Artists included Alexander Kipnis (III, IV, V); Herbert Janssen (II, V, VI); Gerhard Hüsch (II, III, IV, V); John McCormack (accompanied by Edwin Schneider) (II); Alexandre Trianti (II, III); Ria Ginster (IV, V); Friedrich Schorr (II); Elisabeth Rethberg (IV, V); Tiana Lemnitz (VI); Helge Roswaenge (VI); Marta Fuchs (VI) and Karl Erb (VI). Each volume was accompanied by a booklet containing a short essay by Ernest Newman (I: Words and Music in Hugo Wolf, II: Wolf's Goethe Songs, III: A Note of Wolf as Craftsman, IV: The Italienisches Liederbuch) together with German texts, English translations (by Winifred Radford) and notes on each song (by Newman).

===DGG Hugo Wolf Lieder Edition===
A Hugo Wolf Lieder Edition was recorded by Dietrich Fischer-Dieskau and Daniel Barenboim during the 1970s for DGG, each volume containing three records. Volume I (1974): Mörike Lieder (Paris Grand Prix du Disque). Volume II (1976): Lieder on poems by Goethe, Heine and Lenau. Volume III (1977): Lieder on poems by Eichendorff, Michelangelo, Robert Reinick, Shakespeare, Byron, Hoffmann von Fallersleben, Joseph Viktor von Scheffel, etc. The accompanying volumes include essays by Hans Jancik, texts of the poems, and translations by Lionel Salter (English) and Jacques Fournier and others (French).

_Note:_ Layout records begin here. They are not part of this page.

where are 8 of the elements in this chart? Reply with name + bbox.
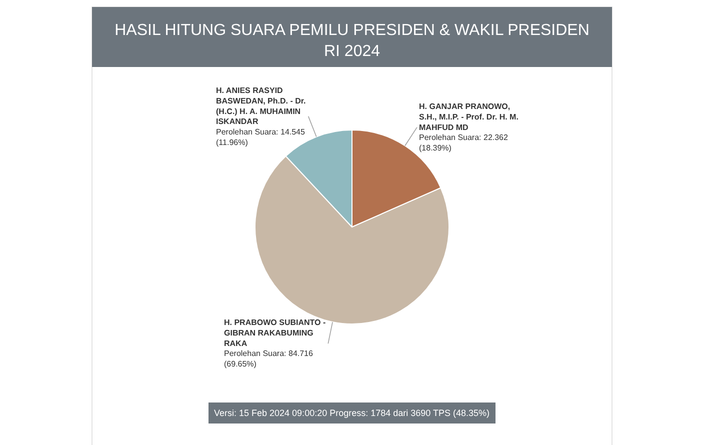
slice-label: H. PRABOWO SUBIANTO - GIBRAN RAKABUMING RAKA [224,318,326,348]
slice-label: H. GANJAR PRANOWO, S.H., M.I.P. - Prof. Dr. H. M. MAHFUD MD [419,102,518,132]
text: Versi: 15 Feb 2024 09:00:20 Progress: 1784 dari 3690 TPS (48.35%) [214,408,490,418]
slice-label: H. ANIES RASYID BASWEDAN, Ph.D. - Dr. (H.C.) H. A. MUHAIMIN ISKANDAR [216,86,306,126]
data-label: Perolehan Suara: 84.716 (69.65%) [224,349,314,369]
chart-title: HASIL HITUNG SUARA PEMILU PRESIDEN & WAKIL PRESIDEN RI 2024 [114,22,590,60]
data-label: Perolehan Suara: 14.545 (11.96%) [216,128,306,147]
data-label: Perolehan Suara: 22.362 (18.39%) [419,133,509,153]
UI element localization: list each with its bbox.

===Oxford Lieder Festival edition===
The first project to record every song by Wolf was commenced in 2010, the 150th anniversary of the composer's birth, by Stone Records and the Oxford Lieder Festival. This series of live recordings, featuring a wide variety of singers and Oxford Lieder Festival's artistic director Sholto Kynoch at the piano, was completed in 2023 with the release of the 11th disc.

===Austrian Radio Anniversary edition===
In 2010 Austrian Radio and the Departure Centre for Creative Design in Vienna marked Hugo Wolf's anniversary with a recital series in which 188 of the songs were performed against visuals created by leading designers. The series was intended to bring Lieder to a new audience and was held at the initiative of baritone Wolfgang Holzmair, who was joined by a team of Austrian singers and pianists. The concerts were released on DVDs the following year, and in 2012 Bridge Records released the Spanish and Italian songbooks on CDs.